Among other talks: John Power talked about the correspondence between Lawvere theories in universal algebra and finitary tree monads on sets – and asked about what happens to the left hand side of this correspondence when we replace “sets” with other categories on the righ hand side. Jeff Egger talked about measure theory from a categorical point of view – namely, the correspondence of NCG between C*-algebras and “noncommutative” topological spaces, and between W*-algebras and “noncommutative” measure spaces, thought of in terms of locales. Hongde Hu talked about the “codensity theorem”, and a way to classify certain kinds of categories – he commented on how it was inspired by Makkai’s approach to mathematics: 1) Find new proofs of old theorems, (2) standardize the concepts used in them, and (3) prove new theorems with those concepts. Fred Linton gave a talk describing Heath’s “V-space”, which is a half-plane with a funny topology whose open sets are “V” shapes, and described how the topos of locally finite sheaves over it has surprising properties having to do with nonexistence of global sections.

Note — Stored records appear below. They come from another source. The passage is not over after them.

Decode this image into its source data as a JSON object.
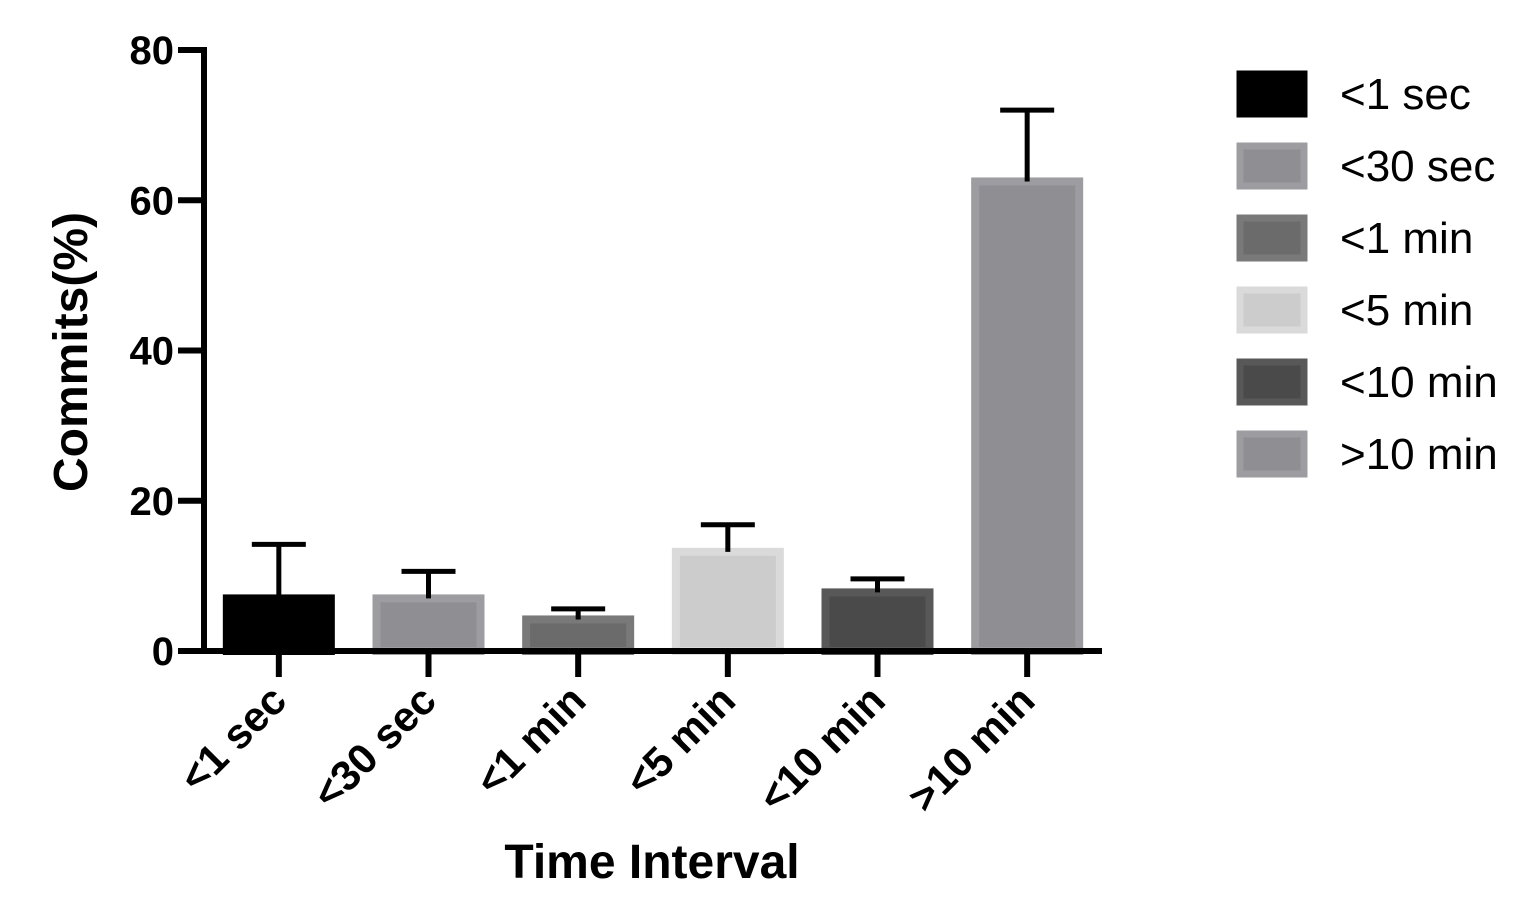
{
  "chart_data": {
    "type": "bar",
    "title": "",
    "xlabel": "Time Interval",
    "ylabel": "Commits(%)",
    "ylim": [
      0,
      80
    ],
    "yticks": [
      0,
      20,
      40,
      60,
      80
    ],
    "categories": [
      "<1 sec",
      "<30 sec",
      "<1 min",
      "<5 min",
      "<10 min",
      ">10 min"
    ],
    "values": [
      7,
      7,
      4.2,
      13.2,
      7.8,
      62.5
    ],
    "error_upper": [
      14.2,
      10.6,
      5.6,
      16.8,
      9.6,
      72.0
    ],
    "colors": [
      "#000000",
      "#8e8e93",
      "#6b6b6b",
      "#cccccc",
      "#4a4a4a",
      "#8e8e93"
    ],
    "legend": {
      "placement": "right",
      "entries": [
        "<1 sec",
        "<30 sec",
        "<1 min",
        "<5 min",
        "<10 min",
        ">10 min"
      ]
    },
    "grid": false
  }
}
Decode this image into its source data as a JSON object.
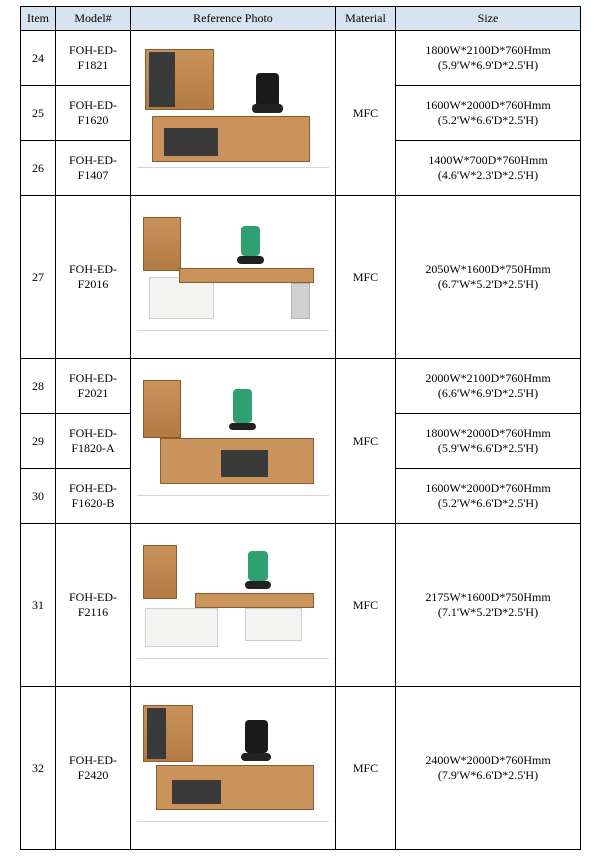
{
  "headers": {
    "item": "Item",
    "model": "Model#",
    "photo": "Reference Photo",
    "material": "Material",
    "size": "Size"
  },
  "groups": [
    {
      "material": "MFC",
      "photo_style": "wood-black",
      "rows": [
        {
          "item": "24",
          "model_l1": "FOH-ED-",
          "model_l2": "F1821",
          "size_l1": "1800W*2100D*760Hmm",
          "size_l2": "(5.9'W*6.9'D*2.5'H)"
        },
        {
          "item": "25",
          "model_l1": "FOH-ED-",
          "model_l2": "F1620",
          "size_l1": "1600W*2000D*760Hmm",
          "size_l2": "(5.2'W*6.6'D*2.5'H)"
        },
        {
          "item": "26",
          "model_l1": "FOH-ED-",
          "model_l2": "F1407",
          "size_l1": "1400W*700D*760Hmm",
          "size_l2": "(4.6'W*2.3'D*2.5'H)"
        }
      ]
    },
    {
      "material": "MFC",
      "photo_style": "wood-white-green",
      "rows": [
        {
          "item": "27",
          "model_l1": "FOH-ED-",
          "model_l2": "F2016",
          "size_l1": "2050W*1600D*750Hmm",
          "size_l2": "(6.7'W*5.2'D*2.5'H)"
        }
      ]
    },
    {
      "material": "MFC",
      "photo_style": "wood-green",
      "rows": [
        {
          "item": "28",
          "model_l1": "FOH-ED-",
          "model_l2": "F2021",
          "size_l1": "2000W*2100D*760Hmm",
          "size_l2": "(6.6'W*6.9'D*2.5'H)"
        },
        {
          "item": "29",
          "model_l1": "FOH-ED-",
          "model_l2": "F1820-A",
          "size_l1": "1800W*2000D*760Hmm",
          "size_l2": "(5.9'W*6.6'D*2.5'H)"
        },
        {
          "item": "30",
          "model_l1": "FOH-ED-",
          "model_l2": "F1620-B",
          "size_l1": "1600W*2000D*760Hmm",
          "size_l2": "(5.2'W*6.6'D*2.5'H)"
        }
      ]
    },
    {
      "material": "MFC",
      "photo_style": "wood-white-green2",
      "rows": [
        {
          "item": "31",
          "model_l1": "FOH-ED-",
          "model_l2": "F2116",
          "size_l1": "2175W*1600D*750Hmm",
          "size_l2": "(7.1'W*5.2'D*2.5'H)"
        }
      ]
    },
    {
      "material": "MFC",
      "photo_style": "wood-black2",
      "rows": [
        {
          "item": "32",
          "model_l1": "FOH-ED-",
          "model_l2": "F2420",
          "size_l1": "2400W*2000D*760Hmm",
          "size_l2": "(7.9'W*6.6'D*2.5'H)"
        }
      ]
    }
  ],
  "style": {
    "header_bg": "#d7e3ef",
    "border": "#000000",
    "wood": "#c9935b",
    "wood_dark": "#b37b43",
    "white_panel": "#f4f4f2",
    "dark_panel": "#3a3a3a",
    "green_chair": "#2fa06f"
  }
}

Manoush Sadrzadeh, whom I met recently at CQC (see the bottom of the previous post) was again talking about linguistics using monoidal categories – she described some rules for “clitic movement” and changes in word order, and what these rules look like in categorical terms.

Other

A few other talks are a little harder for me to fit into the broad classification above.  There was Charles Steinhorn’s talk about ordered “o-minimal” structures, which touched on a bit of economics – essentially, a lot of economics is based on the assumption that preference orders can be made into real-valued functions, but in fact in many cases one has (variants on) “lexicographic order”, involving ranked priorities.  He talked about how typically one has a space of possibilities which can be cut up into cells, with one sort of order in each cell.  There was Julia Knight, talking about computable structures of “high Scott rank” – in particular, this is about infinite structures that can still be dealt with computably – for example, infinitary logical formulas involving an infinite number of “OR” statements where all the terms being joined are of some common form.  This ends up with an analysis of certain infinite trees.  Hal Kierstead gave a talk about Ramsey theory which I found notable because it used the kind of construction based on a game: to prove that any colouring of a graph (or hypergraph) has some property, one devises a game where one player tries to build a graph, and the other tries to colour it, and proves a winning strategy for one player.  Finally, Michael Barr gave a talk about a duality between certain categories of modules over commutative rings.

All in all, an interesting conference, with plenty of food for thought.